Het huiswerk:          Voor een werkelijk beeld moet het huiswerk serieus opgevat worden.

Strafwerk:              Informeer bij plaatselijke scholen wat hun regels zijn en laat die deze week gelden.

Middagpauze:          Velen zullen straks overblijven, dus ook in deze week.  Vind een ouder bereid als kantinebeheerder. Ze is tevens uitlaatklep voor alle ervaringen van die week.

Agenda:                 Deze maken de kinderen ter voorbereiding zelf.

Klassenboek:           Een schrift wordt tot klassenboek. Je legt uit hoe het functioneert.

Klasse vertegenwoordigster: Laten kiezen na toelichting van functie

Klas opstelling:         De klas wordt ingericht naar voorbeeld van het voortgezet onderwijs; persoonlijke spullen verdwijnen. Ook de planten?

Boekentas:             Met het oog op komend schooljaar kan deze al worden aangeschaft. Anders  lenen ze er een of dient een andere tas als zodanig.

De week kan beginnen

De leerkrachten zullen zich anders gedragen tegenover de kinderen. Als docenten zijn ze deze week afstandelijker, zakelijker. Ze hebben minder tijd voor de kinderen en zijn waarschijnlijk ook strenger. Het gedrag van de kinderen zal daardoor veranderen. Met dikke boekentas bij zich is het moeilijker spelen op het schoolplein. Op een afstandelijke docent zullen kinderen afstandelijk reageren. Het gebouw wordt anders gebruikt, iedere vijftig minuten rennen er kinderen door de gangen. De aula wordt als kantine gebruikt, waardoor tijdens de tussenuren de rest van de school de nodige overlast zal ondervinden.

Weersta de verleiding

De verleiding is groot om in te grijpen als er problemen ontstaan. Het huiswerk zorgt thuis voor tranen, de strenge docent stuurt te veel leerlingen naar de conrector. Of een kind jaagt in één dag al het pauzegeld erdoor en kan dus de andere dagen niets meer kopen. Toch wijk je niet van de afgesproken regels af. Kinderen vangen veel voor elkaar op, waarbij jij eventueel vanuit rol kunt bijsturen. Boots de werkelijkheid zorgvuldig na, zodat het spel geloofwaardig is.  Als je verwacht dat kinderen het spel serieus nemen, kun je het best zelf het goede voorbeeld geven. Details krijgen dus evenveel aandacht als grote lijnen: de zoemer gaat echt op tijd, het huiswerk wordt echt nagekeken en het vrije uur is echt vrij. Bespreek dit laatste van tevoren met ouders en meld het aan de inspectie.

Evaluatie

Bied de kinderen tijdens de studie-uren iedere dag de mogelijkheid commentaar te geven en de problemen te bespreken.  Laat ook op de hele spelweek een uitvoerige nabespreking volgen. Tijdens deze bespreking hoeft niemand meer te reageren vanuit haar rol en is iedereen zichzelf.  Je stelt dan o.a. de volgende vragen: Welke ontdekkingen heb je vorige week gedaan? Welke vragen zijn er naar boven gekomen? Wat vond je leuk of vervelend? Heb je iets ontdekt dat je volgend jaar te pas kan komen? Zijn er nog opmerkingen voor de leerkrachten als we volgend jaar het spel opnieuw spelen?
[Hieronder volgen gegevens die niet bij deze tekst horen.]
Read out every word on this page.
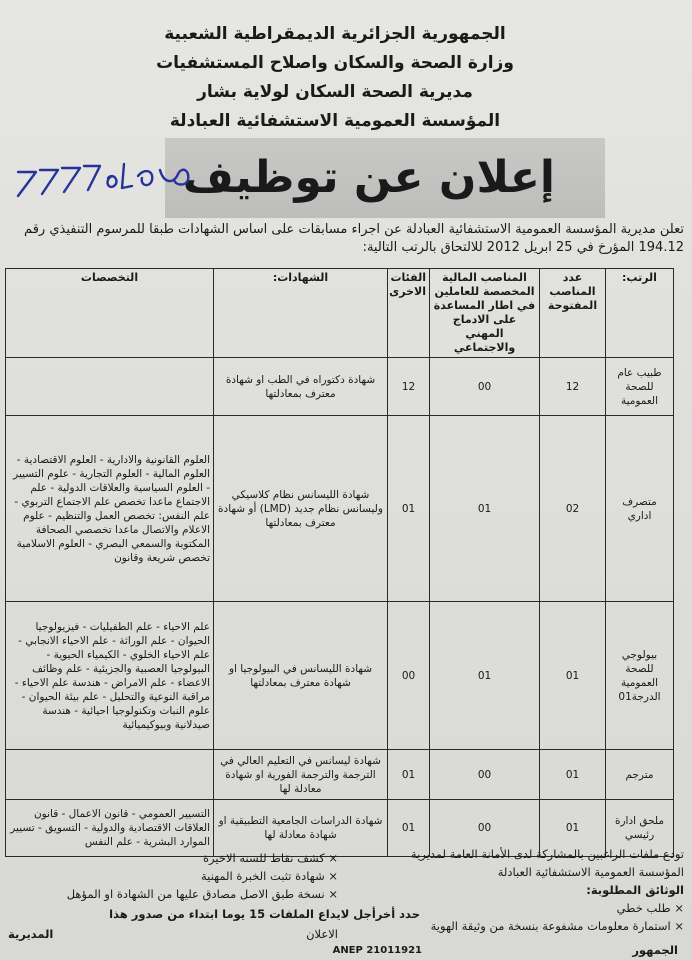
الجمهورية الجزائرية الديمقراطية الشعبية
وزارة الصحة والسكان واصلاح المستشفيات
مديرية الصحة السكان لولاية بشار
المؤسسة العمومية الاستشفائية العبادلة
إعلان عن توظيف
تعلن مديرية المؤسسة العمومية الاستشفائية العبادلة عن اجراء مسابقات على اساس الشهادات طبقا للمرسوم التنفيذي رقم
194.12 المؤرخ في 25 ابريل 2012 للالتحاق بالرتب التالية:
الرتب:	عدد المناصب المفتوحة	المناصب المالية المخصصة للعاملين في اطار المساعدة على الادماج المهني والاجتماعي	الفئات الاخرى	الشهادات:	التخصصات
طبيب عام للصحة العمومية	12	00	12	شهادة دكتوراه في الطب او شهادة معترف بمعادلتها	
متصرف اداري	02	01	01	شهادة الليسانس نظام كلاسيكي وليسانس نظام جديد (LMD) أو شهادة معترف بمعادلتها	العلوم القانونية والادارية - العلوم الاقتصادية - العلوم المالية - العلوم التجارية - علوم التسيير - العلوم السياسية والعلاقات الدولية - علم الاجتماع ماعدا تخصص علم الاجتماع التربوي - علم النفس: تخصص العمل والتنظيم - علوم الاعلام والاتصال ماعدا تخصصي الصحافة المكتوبة والسمعي البصري - العلوم الاسلامية تخصص شريعة وقانون
بيولوجي للصحة العمومية الدرجة01	01	01	00	شهادة الليسانس في البيولوجيا او شهادة معترف بمعادلتها	علم الاحياء - علم الطفيليات - فيزيولوجيا الحيوان - علم الوراثة - علم الاحياء الانجابي - علم الاحياء الخلوي - الكيمياء الحيوية - البيولوجيا العصبية والجزيئية - علم وظائف الاعضاء - علم الامراض - هندسة علم الاحياء - مراقبة النوعية والتحليل - علم بيئة الحيوان - علوم النبات وتكنولوجيا احيائية - هندسة صيدلانية وبيوكيميائية
مترجم	01	00	01	شهادة ليسانس في التعليم العالي في الترجمة والترجمة الفورية او شهادة معادلة لها	
ملحق ادارة رئيسي	01	00	01	شهادة الدراسات الجامعية التطبيقية او شهادة معادلة لها	التسيير العمومي - قانون الاعمال - قانون العلاقات الاقتصادية والدولية - التسويق - تسيير الموارد البشرية - علم النفس
تودع ملفات الراغبين بالمشاركة لدى الأمانة العامة لمديرية
المؤسسة العمومية الاستشفائية العبادلة
الوثائق المطلوبة:
× طلب خطي
× استمارة معلومات مشفوعة بنسخة من وثيقة الهوية
× كشف نقاط للسنة الاخيرة
× شهادة تثبت الخبرة المهنية
× نسخة طبق الاصل مصادق عليها من الشهادة او المؤهل
حدد أخرأجل لايداع الملفات 15 يوما ابتداء من صدور هذا
الاعلان
المديرية
ANEP 21011921	الجمهور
Hydepark speech (groep 7-8) 

Kinderen onderzoeken een onderwerp waarover ze een korte speech willen houden. Een tafel wordt omgetoverd tot spreekgestoelte (op zijn lange kant gezet). Iedere spreker heeft aan beide zijden een souffleur en krijgt drie minuten het woord. Het gaat niet om details vertellen, maar om een onderwerp aan de kaak te stellen. Kinderen uit de klas reageren erop. De twee souffleurs helpen de spreker de vragen te beantwoorden of de kritieken te ontmaskeren. Jij als leerkracht helpt de discussie te verlevendigen door als publiek met een lastige vraag of mening te komen. Indien versterking nodig is, sluit je aan te bij de bemensing van het spreekgestoelte. Natuurlijk leent deze spelvorm zich uitstekend voor de verkiezingstijd, naast allerlei actualiteiten zoals een ramp, een dreigende oorlog, een klimaatconferentie.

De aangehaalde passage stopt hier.